When I rerun the model for a test inference after this native pytorch training step, it also returns logits and loss as expected (no "nan").

sgugger commented 3 years ago

In the first snippet of code you convert your whole model to FP16 with model.half() (this is not in your second snippet of code). This is not how mixed-precision training works and you should pass the flag fp16=True to your TrainingArguments.

MoritzLaurer commented 3 years ago

thanks, I don't know much about mixed-precision training (the only reason why I added model.half() is because I understood that it reduces memory usage). Now, when I add fp16=True, i get the error: ValueError: Attempting to unscale FP16 gradients. when running trainer.train()

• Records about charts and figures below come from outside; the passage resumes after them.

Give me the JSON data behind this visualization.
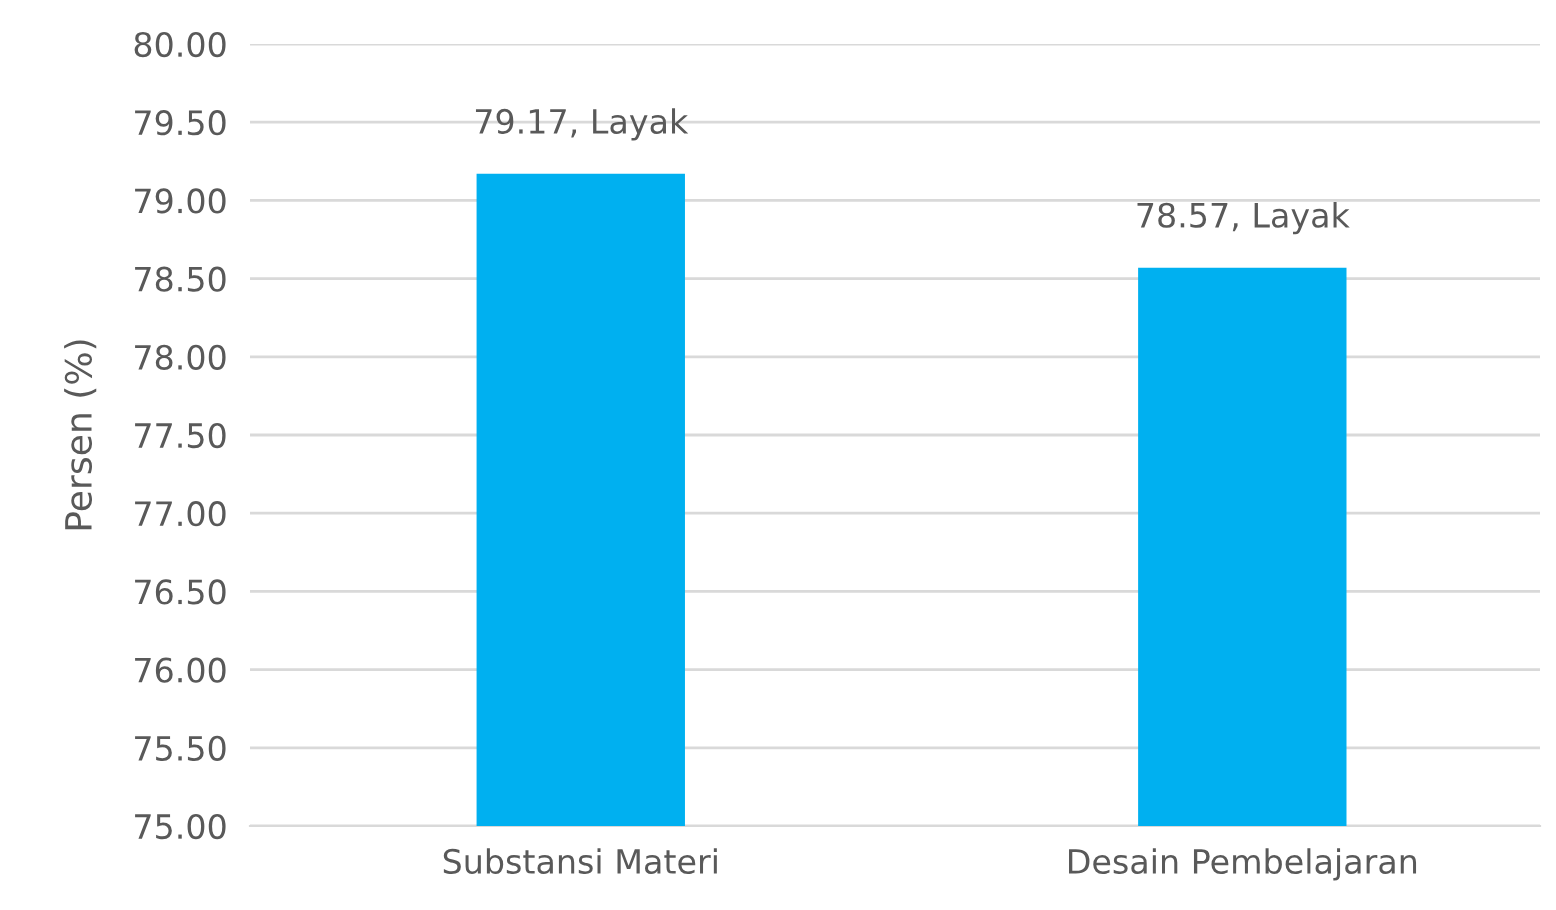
{
  "chart_data": {
    "type": "bar",
    "ylabel": "Persen (%)",
    "categories": [
      "Substansi Materi",
      "Desain Pembelajaran"
    ],
    "values": [
      79.17,
      78.57
    ],
    "value_labels": [
      "79.17, Layak",
      "78.57, Layak"
    ],
    "color": "#00b0f0",
    "ylim": [
      75,
      80
    ],
    "yticks": [
      {
        "value": 75,
        "label": "75.00"
      },
      {
        "value": 75.5,
        "label": "75.50"
      },
      {
        "value": 76,
        "label": "76.00"
      },
      {
        "value": 76.5,
        "label": "76.50"
      },
      {
        "value": 77,
        "label": "77.00"
      },
      {
        "value": 77.5,
        "label": "77.50"
      },
      {
        "value": 78,
        "label": "78.00"
      },
      {
        "value": 78.5,
        "label": "78.50"
      },
      {
        "value": 79,
        "label": "79.00"
      },
      {
        "value": 79.5,
        "label": "79.50"
      },
      {
        "value": 80,
        "label": "80.00"
      }
    ],
    "grid": "y",
    "legend": false
  }
}
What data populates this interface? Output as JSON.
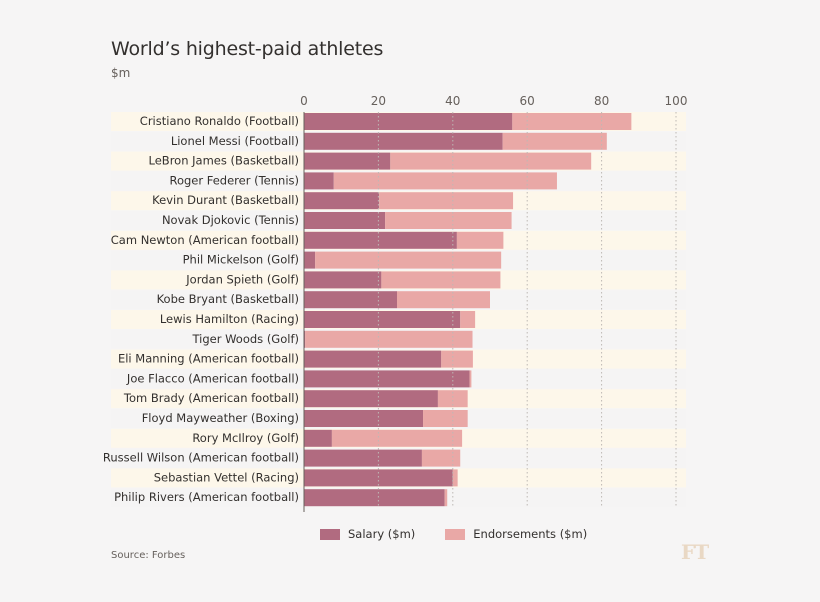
{
  "header": {
    "title": "World’s highest-paid athletes",
    "subtitle": "$m"
  },
  "colors": {
    "salary": "#b16b80",
    "endorsements": "#e9a8a6",
    "band_even": "#fdf7ea",
    "band_odd": "#f5f4f4",
    "gridline": "#bdb8b4"
  },
  "chart_data": {
    "type": "bar",
    "orientation": "horizontal",
    "stacked": true,
    "title": "World’s highest-paid athletes",
    "subtitle": "$m",
    "xlim": [
      0,
      100
    ],
    "xticks": [
      0,
      20,
      40,
      60,
      80,
      100
    ],
    "categories": [
      "Cristiano Ronaldo (Football)",
      "Lionel Messi (Football)",
      "LeBron James (Basketball)",
      "Roger Federer (Tennis)",
      "Kevin Durant (Basketball)",
      "Novak Djokovic (Tennis)",
      "Cam Newton (American football)",
      "Phil Mickelson (Golf)",
      "Jordan Spieth (Golf)",
      "Kobe Bryant (Basketball)",
      "Lewis Hamilton (Racing)",
      "Tiger Woods (Golf)",
      "Eli Manning (American football)",
      "Joe Flacco (American football)",
      "Tom Brady (American football)",
      "Floyd Mayweather (Boxing)",
      "Rory McIlroy (Golf)",
      "Russell Wilson (American football)",
      "Sebastian Vettel (Racing)",
      "Philip Rivers (American football)"
    ],
    "series": [
      {
        "name": "Salary ($m)",
        "values": [
          56,
          53.4,
          23.2,
          8,
          20.2,
          21.8,
          41.1,
          3,
          20.8,
          25,
          42,
          0.3,
          36.9,
          44.5,
          36,
          32,
          7.5,
          31.7,
          40,
          37.8
        ]
      },
      {
        "name": "Endorsements ($m)",
        "values": [
          32,
          28,
          54,
          60,
          36,
          34,
          12.5,
          50,
          32,
          25,
          4,
          45,
          8.5,
          0.5,
          8,
          12,
          35,
          10.3,
          1.3,
          0.7
        ]
      }
    ],
    "legend_position": "bottom",
    "gridlines": true
  },
  "legend": {
    "salary": "Salary ($m)",
    "endorsements": "Endorsements ($m)"
  },
  "footer": {
    "source": "Source: Forbes",
    "logo": "FT"
  }
}
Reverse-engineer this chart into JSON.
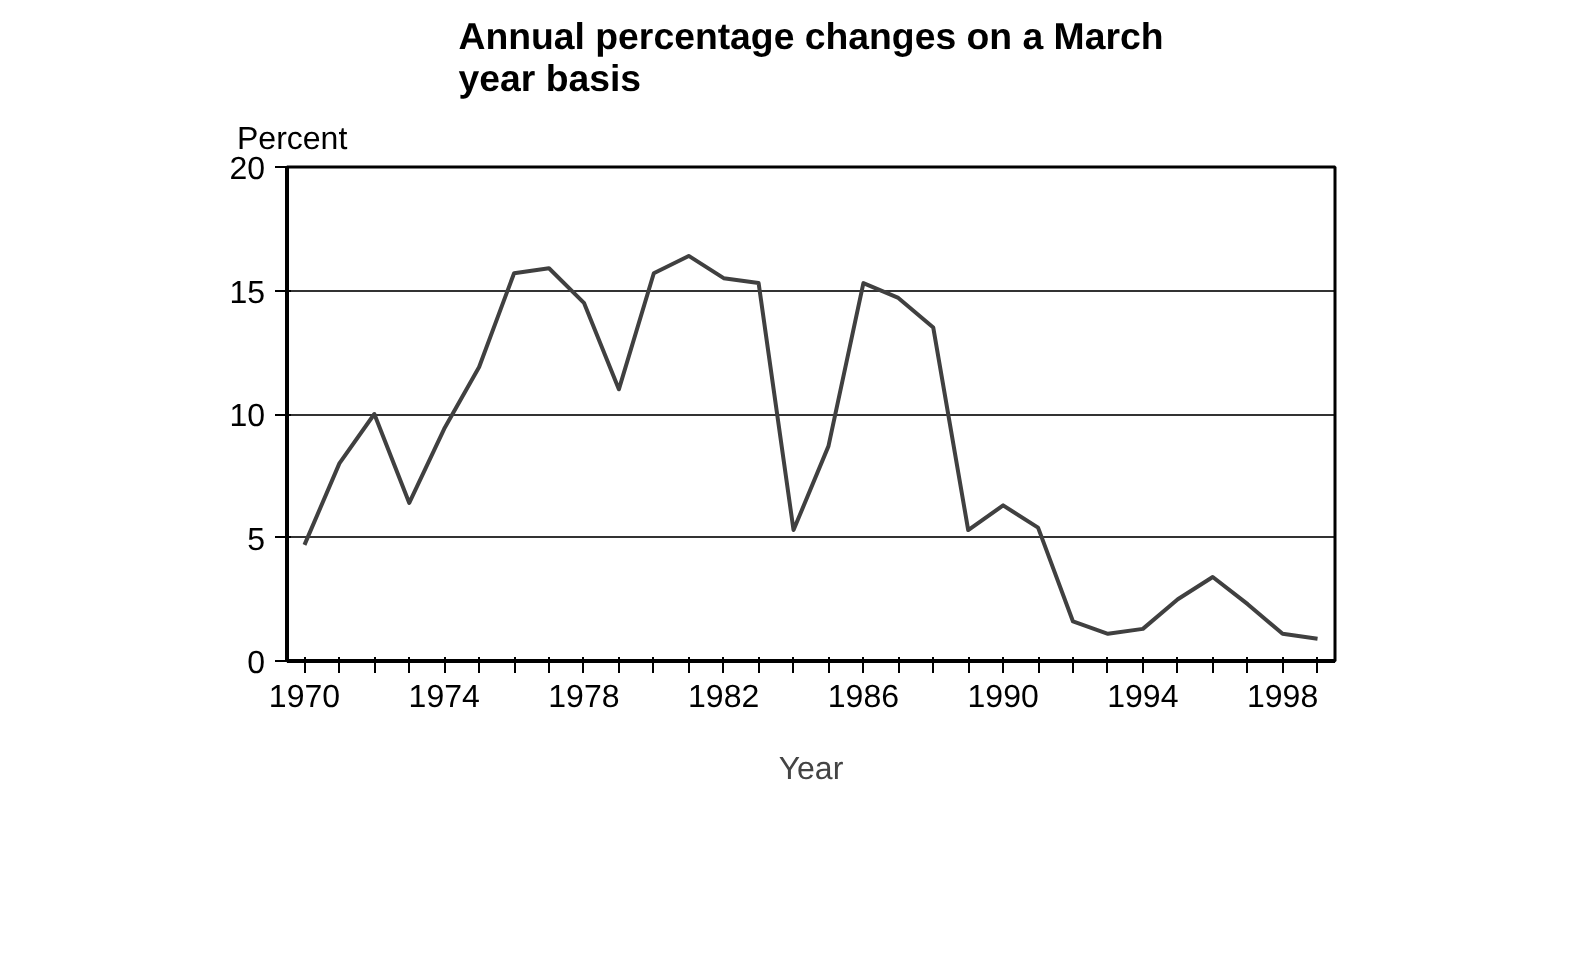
{
  "chart_data": {
    "type": "line",
    "title": "Annual percentage changes on a March year basis",
    "xlabel": "Year",
    "ylabel": "Percent",
    "categories": [
      "1970",
      null,
      null,
      null,
      "1974",
      null,
      null,
      null,
      "1978",
      null,
      null,
      null,
      "1982",
      null,
      null,
      null,
      "1986",
      null,
      null,
      null,
      "1990",
      null,
      null,
      null,
      "1994",
      null,
      null,
      null,
      "1998",
      null
    ],
    "series": [
      {
        "color": "#404040",
        "values": [
          4.7,
          8.0,
          10.0,
          6.4,
          9.4,
          11.9,
          15.7,
          15.9,
          14.5,
          11.0,
          15.7,
          16.4,
          15.5,
          15.3,
          5.3,
          8.7,
          15.3,
          14.7,
          13.5,
          5.3,
          6.3,
          5.4,
          1.6,
          1.1,
          1.3,
          2.5,
          3.4,
          2.3,
          1.1,
          0.9
        ]
      }
    ],
    "ylim": [
      0,
      20
    ],
    "yticks": [
      0,
      5,
      10,
      15,
      20
    ],
    "grid": "y",
    "marker": "none",
    "line_style": "solid"
  }
}
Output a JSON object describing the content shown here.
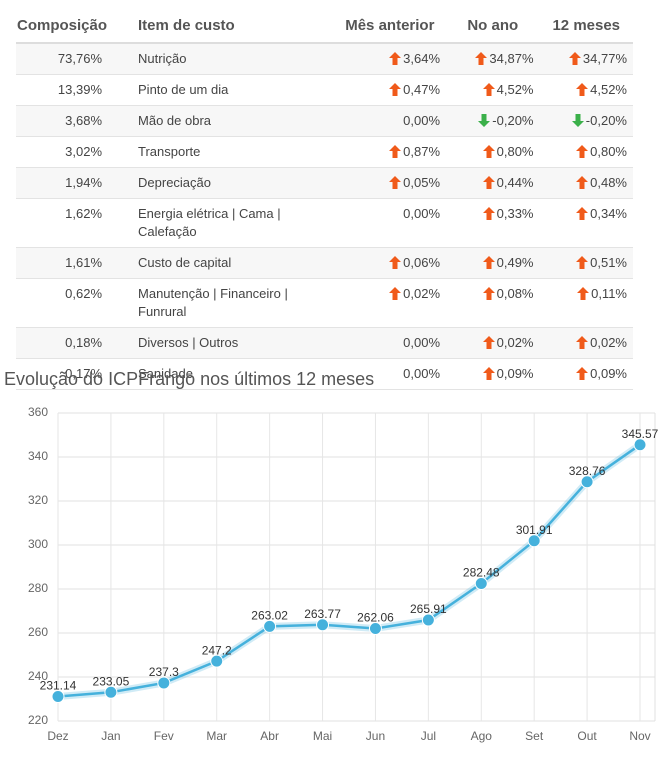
{
  "table": {
    "columns": [
      "Composição",
      "Item de custo",
      "Mês anterior",
      "No ano",
      "12 meses"
    ],
    "rows": [
      [
        "73,76%",
        "Nutrição",
        "3,64%",
        "34,87%",
        "34,77%"
      ],
      [
        "13,39%",
        "Pinto de um dia",
        "0,47%",
        "4,52%",
        "4,52%"
      ],
      [
        "3,68%",
        "Mão de obra",
        "0,00%",
        "-0,20%",
        "-0,20%"
      ],
      [
        "3,02%",
        "Transporte",
        "0,87%",
        "0,80%",
        "0,80%"
      ],
      [
        "1,94%",
        "Depreciação",
        "0,05%",
        "0,44%",
        "0,48%"
      ],
      [
        "1,62%",
        "Energia elétrica | Cama | Calefação",
        "0,00%",
        "0,33%",
        "0,34%"
      ],
      [
        "1,61%",
        "Custo de capital",
        "0,06%",
        "0,49%",
        "0,51%"
      ],
      [
        "0,62%",
        "Manutenção | Financeiro | Funrural",
        "0,02%",
        "0,08%",
        "0,11%"
      ],
      [
        "0,18%",
        "Diversos | Outros",
        "0,00%",
        "0,02%",
        "0,02%"
      ],
      [
        "0,17%",
        "Sanidade",
        "0,00%",
        "0,09%",
        "0,09%"
      ]
    ]
  },
  "chart_data": {
    "type": "line",
    "title": "Evolução do ICPFrango nos últimos 12 meses",
    "categories": [
      "Dez",
      "Jan",
      "Fev",
      "Mar",
      "Abr",
      "Mai",
      "Jun",
      "Jul",
      "Ago",
      "Set",
      "Out",
      "Nov"
    ],
    "values": [
      231.14,
      233.05,
      237.3,
      247.2,
      263.02,
      263.77,
      262.06,
      265.91,
      282.48,
      301.91,
      328.76,
      345.57
    ],
    "color": "#45b1dc",
    "ylim": [
      220,
      360
    ],
    "yticks": [
      220,
      240,
      260,
      280,
      300,
      320,
      340,
      360
    ],
    "grid": true
  }
}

training_args = TrainingArguments(
    output_dir='./results',          # output directory
    num_train_epochs=1,              # total number of training epochs
    per_device_train_batch_size=8,   # batch size per device during training
    per_device_eval_batch_size=8,    # batch size for evaluation
    warmup_steps=500,                # number of warmup steps for learning rate scheduler
    weight_decay=0.01,               # strength of weight decay
    logging_dir='./logs',            # directory for storing logs
    logging_steps=30,
    fp16=True
)
MoritzLaurer commented 3 years ago

Cool, but when I remove the model.half(), it does return the loss, that's great!

sgugger commented 3 years ago

Yes you have to remove that line, that's what I was saying :-)

MoritzLaurer commented 3 years ago

Great, so I understand that I can use mixed precision training by simply passing the flag fp16=True without manual modifications to the model. Is there actually any good reason not to pass "fp16=True"? The articles on mixed precision training I've found seem to be very positive about it.

In any case, thanks for solving my issue! :)

sgugger commented 3 years ago

There are no reason not to use, no. Sometimes for debugging purposes or there may be one of the exotic models that don't support FP16, but in general, it's a good way to speed up training and saving GPU memory.

Closing the issues since it's solved!

artmatsak commented 2 years ago

there may be one of the exotic models that don't support FP16

That was my case with ltgoslo/norbert producing the nan loss with FP16. Setting fp16 to False solved the issue, thanks!